Naquela noite, os pais de Dinho foram, a pedido do filho, busca-lo no Aeroporto de Cumbica, em Guarulhos, na Grande São Paulo (mesma cidade onde toda a banda vivia). Em entrevista ao G1, a dona de casa Célia Alves, de 62 anos, lembrou a agonia da espera pelo filho.

“Ficamos esperando, de olho naquela bendita porta que se abre, e achei estranho a demora.” Ao lado do marido, Hidelbrando Alves, e da namorada do filho, Valéria Zopello, ela notou que a preocupação tomava o semblante dos três. “Pensei: ‘Poxa vida, esse avião vai descer com esse tempo?’ Falei: ‘Ah, vou tirar esse pensamento da cabeça. Isso não é bom’. Pedia a Deus que ele chegasse bem.”

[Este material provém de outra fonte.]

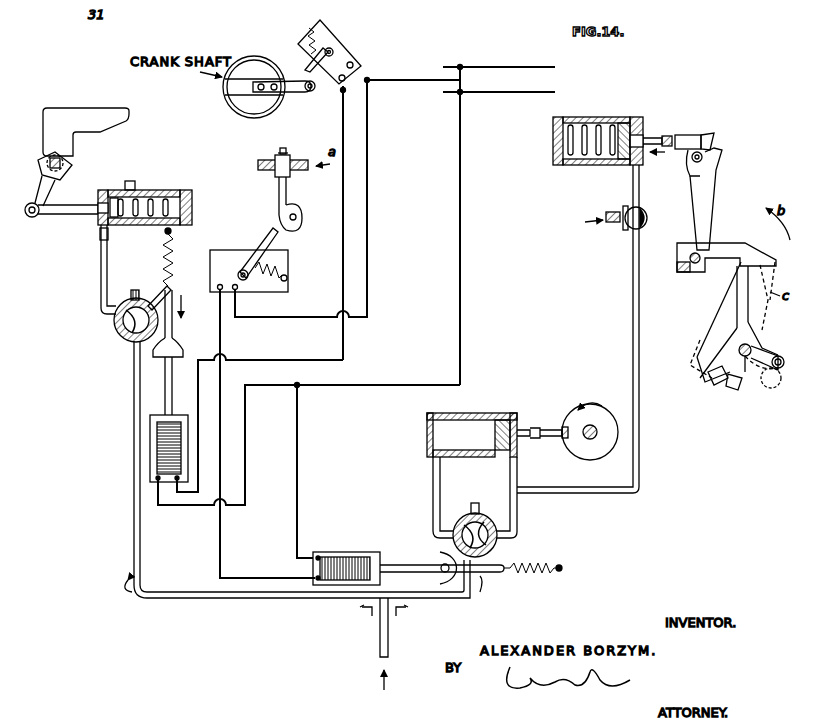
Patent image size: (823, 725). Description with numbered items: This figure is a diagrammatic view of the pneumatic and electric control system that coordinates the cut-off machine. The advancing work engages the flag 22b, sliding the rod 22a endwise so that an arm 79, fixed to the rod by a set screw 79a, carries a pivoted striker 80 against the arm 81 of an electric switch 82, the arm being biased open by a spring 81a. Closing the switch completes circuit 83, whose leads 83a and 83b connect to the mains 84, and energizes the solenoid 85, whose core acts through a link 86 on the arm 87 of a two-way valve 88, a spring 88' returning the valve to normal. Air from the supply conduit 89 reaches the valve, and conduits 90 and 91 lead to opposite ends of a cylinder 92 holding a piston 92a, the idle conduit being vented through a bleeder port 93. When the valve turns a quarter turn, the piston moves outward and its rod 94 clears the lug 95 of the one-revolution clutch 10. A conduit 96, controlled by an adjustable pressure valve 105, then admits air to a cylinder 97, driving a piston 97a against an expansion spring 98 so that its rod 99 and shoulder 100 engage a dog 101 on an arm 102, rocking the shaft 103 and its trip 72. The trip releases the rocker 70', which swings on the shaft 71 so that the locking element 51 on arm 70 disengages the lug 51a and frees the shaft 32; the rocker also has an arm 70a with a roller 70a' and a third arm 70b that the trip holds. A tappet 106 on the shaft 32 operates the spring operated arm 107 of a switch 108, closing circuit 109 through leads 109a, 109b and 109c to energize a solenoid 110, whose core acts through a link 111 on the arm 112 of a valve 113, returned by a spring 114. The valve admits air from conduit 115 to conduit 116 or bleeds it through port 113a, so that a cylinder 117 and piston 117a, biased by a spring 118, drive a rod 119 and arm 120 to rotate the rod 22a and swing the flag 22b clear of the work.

The one-revolution clutch 10 is at (590, 404).
The rod 22a is at (68, 165).
The flag 22b is at (80, 112).
The shaft 32 is at (240, 104).
The locking element 51 is at (708, 386).
The lug 51a is at (724, 390).
The arm of rocker 70 is at (723, 352).
The rocker 70' is at (736, 309).
The rocker arm 70a is at (773, 344).
The roller 70a' is at (774, 386).
The third arm of rocker 70b is at (737, 292).
The shaft 71 is at (746, 372).
The trip 72 is at (731, 248).
The arm 79 is at (287, 185).
The set screw 79a is at (286, 153).
The striker 80 is at (298, 226).
The switch arm 81 is at (270, 230).
The spring 81a is at (288, 275).
The electric switch 82 is at (288, 262).
The electric circuit 83 is at (313, 198).
The leads 83a is at (278, 318).
The lead 83b is at (460, 310).
The mains 84 is at (481, 92).
The solenoid 85 is at (346, 557).
The link 86 is at (494, 580).
The valve arm 87 is at (498, 561).
The two-way valve 88 is at (470, 530).
The spring 88' is at (533, 558).
The air supply conduit 89 is at (380, 640).
The conduit 90 is at (433, 490).
The conduit 91 is at (514, 515).
The cylinder 92 is at (487, 413).
The piston 92a is at (506, 418).
The bleeder port 93 is at (476, 506).
The rod 94 is at (535, 430).
The lug 95 is at (564, 426).
The conduit 96 is at (633, 345).
The cylinder 97 is at (597, 120).
The piston 97a is at (622, 120).
The expansion spring 98 is at (590, 165).
The rod 99 is at (656, 138).
The shoulder 100 is at (714, 137).
The dog 101 is at (692, 170).
The arm 102 is at (717, 192).
The rock shaft 103 is at (688, 250).
The pressure valve 105 is at (628, 230).
The tappet 106 is at (297, 97).
The spring operated switch arm 107 is at (310, 64).
The switch 108 is at (349, 56).
The electric circuit 109 is at (332, 223).
The lead 109a is at (363, 79).
The lead 109b is at (345, 362).
The lead 109c is at (245, 476).
The solenoid 110 is at (150, 452).
The link 111 is at (175, 300).
The crank or arm 112 is at (165, 293).
The valve 113 is at (120, 342).
The bleeder port 113a is at (133, 290).
The spring 114 is at (173, 258).
The conduit 115 is at (134, 540).
The conduit 116 is at (100, 282).
The cylinder 117 is at (160, 190).
The piston 117a is at (116, 190).
The spring 118 is at (154, 226).
The rod 119 is at (64, 215).
The arm 120 is at (37, 188).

Depois de algumas horas, o casal foi até o balcão de informações do aeroporto. “Eu perguntei e disseram que parecia que o avião tinha um probleminha. Mas avião não tem probleminha. Ou tem problema ou não tem”, disse o corretor de imóveis Hidelbrando Alves, de 68 anos. Depois, um funcionário veio com a informação mais temida. “Disse: ‘Perdemos o avião’. Eu respondi: ‘Como? Se perde uma agulha, um avião não’”, disse Célia.

Naquele dia e na semana seguinte, milhões de fãs choraram o fim da banda, que havia estourado em 1995 e vendeu, em nove meses apenas, mais de 1,2 milhão de discos, segundo o produtor musical dos Mamonas, Rick Bonadio. “Ganharam disco de diamante na época. Hoje já passam de 5 milhões de cópias.”

Até chegar ao público (a maioria infantil), com suas letras cheias de duplo sentido e arranjos que variam do rock pesado ao forró, o caminho dos cinco jovens foi cheio de desafios, muitos deles infrutíferos, mas com humor e perseverança.

Utopia

O embrião dos Mamonas foi uma banda de rock pop que se inspirava em Legião Urbana e Cazuza: o Utopia. A primeira formação contava apenas com Bento Hinoto e os irmãos Reoli. Em um show no Parque Cecap, bairro próximo de Cumbica muito frequentado por adolescentes, os músicos receberam um pedido dos fãs: tocar “Sweet Child O’Mine”, sucesso dos Guns N’ Roses.

“O Dinho disse que sabia cantar a música em inglês, subiu lá no palco. Não sabia, mas sabia improvisar. Aí convidaram ele para a banda e ele foi”, disse o pai do cantor. Depois entraram o tecladista Márcio Araújo e Júlio Rasec (um “roadie” que fazia de tudo um pouco, desde ajudar em percussões até filmar e dirigir o clipe da banda).

Com sucesso no Parque Cecap, eles foram até o estúdio de Rick Bonadio, então jovem produtor musical. “Era um rock influenciado pelos anos 80, embora estivéssemos no início dos anos 90. As letras eram sérias e até tristes e os, meninos muito divertidos.” Com seis músicas, o LP teve tiragem de mil cópias. Destas, apenas 100 foram vendidas. ““O Dinho dizia que Utopia era mundialmente conhecido no Parque Cecap”, brincou Hidelbrando.

Isso não desanimou os músicos. “Se eles tivessem desanimado, teriam procurado outra profissão. Mas o Dinho falava: ‘Não, eu vou ser famoso, eu vou fazer sucesso’. Sempre com aquela garra”, lembrou Célia.